Lebih dari 500 tahun lalu, Jesuit atau Serikat Yesus membangun tradisi pendidikan yang kemudian berkembang menjadi salah satu jaringan pendidikan terbesar di dunia. Hingga kini, jaringan tersebut mencakup lebih dari 200 universitas dan lembaga riset yang tersebar di berbagai negara.
Di Indonesia, jaringan pendidikan global itu hanya memiliki satu universitas, yakni Universitas Sanata Dharma (USD) Yogyakarta, seperti yang disampaikan Rektor Universitas Sanata Dharma, Romo Albertus Bagus Laksana
"Kami adalah Universitas Jesuit satu-satunya di Indonesia," ujar Romo Albertus.
Status tersebut menempatkan USD dalam jejaring pendidikan internasional yang telah berkontribusi terhadap perkembangan pendidikan dunia selama berabad-abad. Melalui jaringan itu, mahasiswa memiliki akses terhadap berbagai program kolaborasi akademik dan pertukaran pelajar dengan universitas-universitas Jesuit di berbagai negara.
Bagi USD, keanggotaan dalam jaringan Jesuit tidak hanya menjadi identitas institusi, tetapi juga modal penting dalam pengembangan pendidikan dan kerja sama global. Menurut Rektor USD, kekuatan utama tersebut terletak pada skala dan rekam jejak jaringan Jesuit yang telah teruji selama ratusan tahun.
"Ini jaringan yang raksasa di dunia dan sudah terbukti 500 tahun ini atau lebih itu mengisi sektor atau mendinamisir sektor pendidikan global dan di Indonesia universitasnya memang ada satu saja tetapi pendidikan menengahnya ada beberapa ya," katanya.
Namun, keunggulan USD tidak hanya bertumpu pada jejaring internasional.

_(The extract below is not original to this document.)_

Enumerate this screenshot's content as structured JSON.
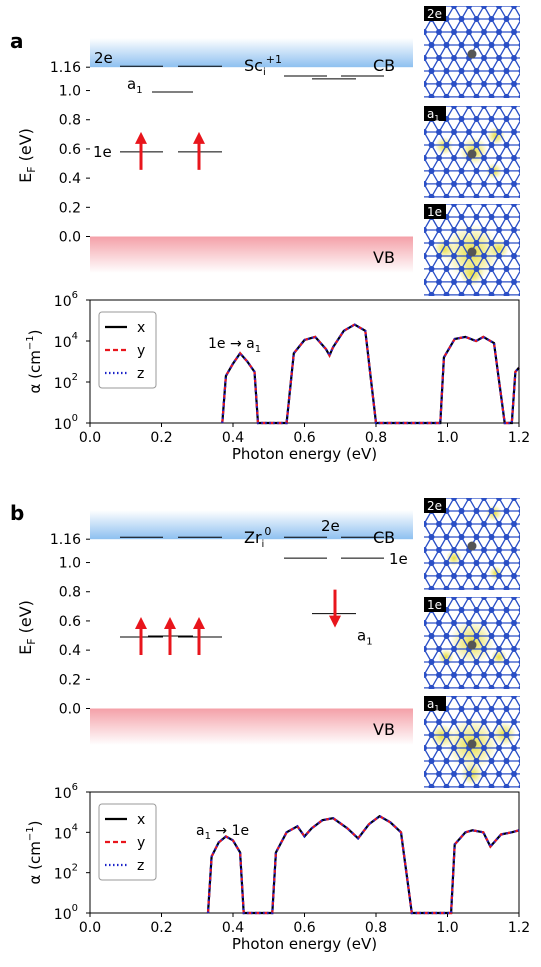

Di dalam kampus, universitas ini juga mengembangkan pendekatan pendidikan yang menekankan pembentukan manusia secara utuh melalui program Formasi Cerdas Humanis.
Program tersebut merupakan pendampingan yang diberikan kepada mahasiswa sejak awal masuk hingga menyelesaikan studi. Tujuannya bukan semata-mata menghasilkan lulusan yang unggul secara akademik, tetapi juga membentuk karakter dan kematangan pribadi.
"Pendidikannya kemanusiaan yang integral, humanisme yang integral tidak hanya aspek pengetahuan, tidak hanya aspek skill tetapi seluruh aspek diri dia sebagai manusia itu sangat ditekankan. Jadi kekuatannya pada program pembinaan pendidikan para mahasiswanya," jelas Romo Albertus.
Melalui pendekatan tersebut, USD berupaya menyiapkan lulusan yang mampu beradaptasi dengan perubahan, memiliki kemampuan berpikir kritis, serta siap menghadapi berbagai tantangan di masa depan.
"Kami akan mendidik kalian tidak untuk menjadi pekerja saja untuk industri apapun, tetapi menjadi manusia yang bisa berpikir, bisa merespon keadaan dengan cara yang lebih agile, lebih seperti citah, seperti harimau yang kencang larinya," pungkasnya.